The hardest part is we need to change perceptions and the cultural mindset on how we define value not just being on lowest price.

He believes when operational teams, such as project managers and engineers, are empowered to own and deliver sustainable outcomes, there is more commitment and ownership.

“The hardest part is we need to change perceptions and the cultural mindset on how we define value not just being on lowest price.”

The second challenge is upskilling and growing the supply chain to meet the opportunities and demand.

But, he says, you can’t change the world in one procurement.

“Organisations can choose just one or two areas to focus on, such as great community or mana whenua engagement if that’s where your hotspots are. Just do a couple of things really well.”

Impact and legacy

Fellow Height Director and Head of Procurement Kel McBeath says the company had been looking at how it could help smaller contractors grow to become prime bidders for some time.

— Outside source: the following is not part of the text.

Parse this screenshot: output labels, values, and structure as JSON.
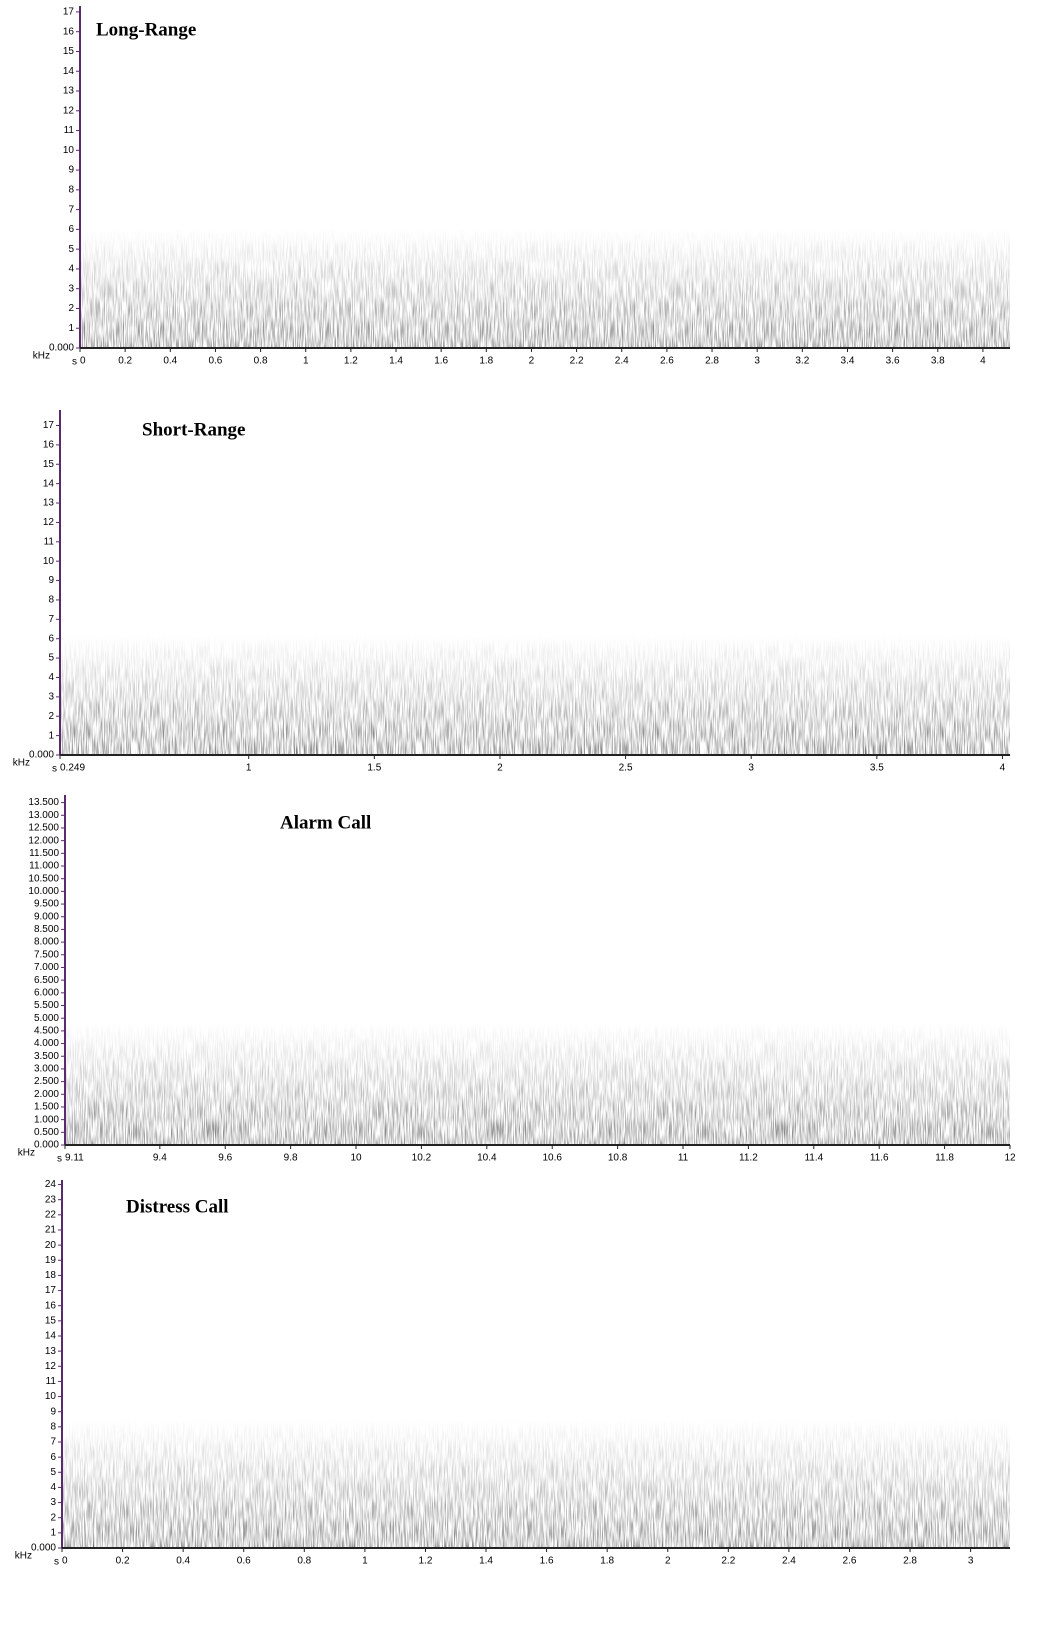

“Everybody wants healthy vibrant markets, where there’s competition and innovation. All procurers in New Zealand should be striving for and supporting healthy markets for their long-term benefit as well.”

Kel says organisations should first think about the impact they are having on New Zealand and their local area, and the legacy they will be leaving.

“Organisations need to challenge their thinking as to how they are operating socially, environmentally, economically and culturally.”


The Sustainable Outcomes Toolkit considers broader outcomes in the procurement process. Adapted from Auckland Council Group Sustainable Procurement Framework.

Valuing resources, particularly around recruiting, should be another focus. 

“New Zealand’s current unemployment rate is very low and that might mean you need to employ people from disadvantaged groups, pulling in pastoral care to make sure they are supported. Then we are maximising the use of resource within the country.” 

He says organisations must then look after their employees.

While social procurement is new for New Zealand, he says “we hope that within 10 or 15 years it’s standard practice”.

Best-practice procurement – a case study

Tom Mansell, Sustainable Outcomes Programme Manager at Auckland Council Healthy Waters, says the project that confirmed the benefits of the Sustainable Outcomes Toolkit involved the replacement of a concrete channel running through Mt Roskill with a wider naturalised stream to prevent ongoing flooding.

“It was a normal infrastructure project which had quite significant outcomes.”

Through community consultation, they found youth unemployment was one of the biggest concerns. Twenty local unemployed young people were put through a short course at Unitec and the lead contractor, Fulton Hogan, engaged them for the contract. A separate planting contract within the project took on 22 young people and placed them in employment or training.

Te Auaunga

Mt Roskill's Te Auaunga stream project used the Sustainable Outcomes Toolkit.

“Our contractors are being incentivised to take on local unemployed people. We have a contract with the Ministry of Social Development whereby they give us $10K for every person we place back into employment. That money is given to the employer for whatever needs the employee has, such as pastoral care or additional training.” 

However, Tom says the money has not been the main driver for contractors to employ people from disadvantaged groups. 

“If they take on four unemployed people on one contract, they have a better chance of getting the next one. That’s the main incentive.” 

During a recent five-month period, Healthy Waters gave jobs to 45 unemployed people.

“One guy had been incarcerated for 30 years and had little chance of being employed. He’s now got four people working under him.”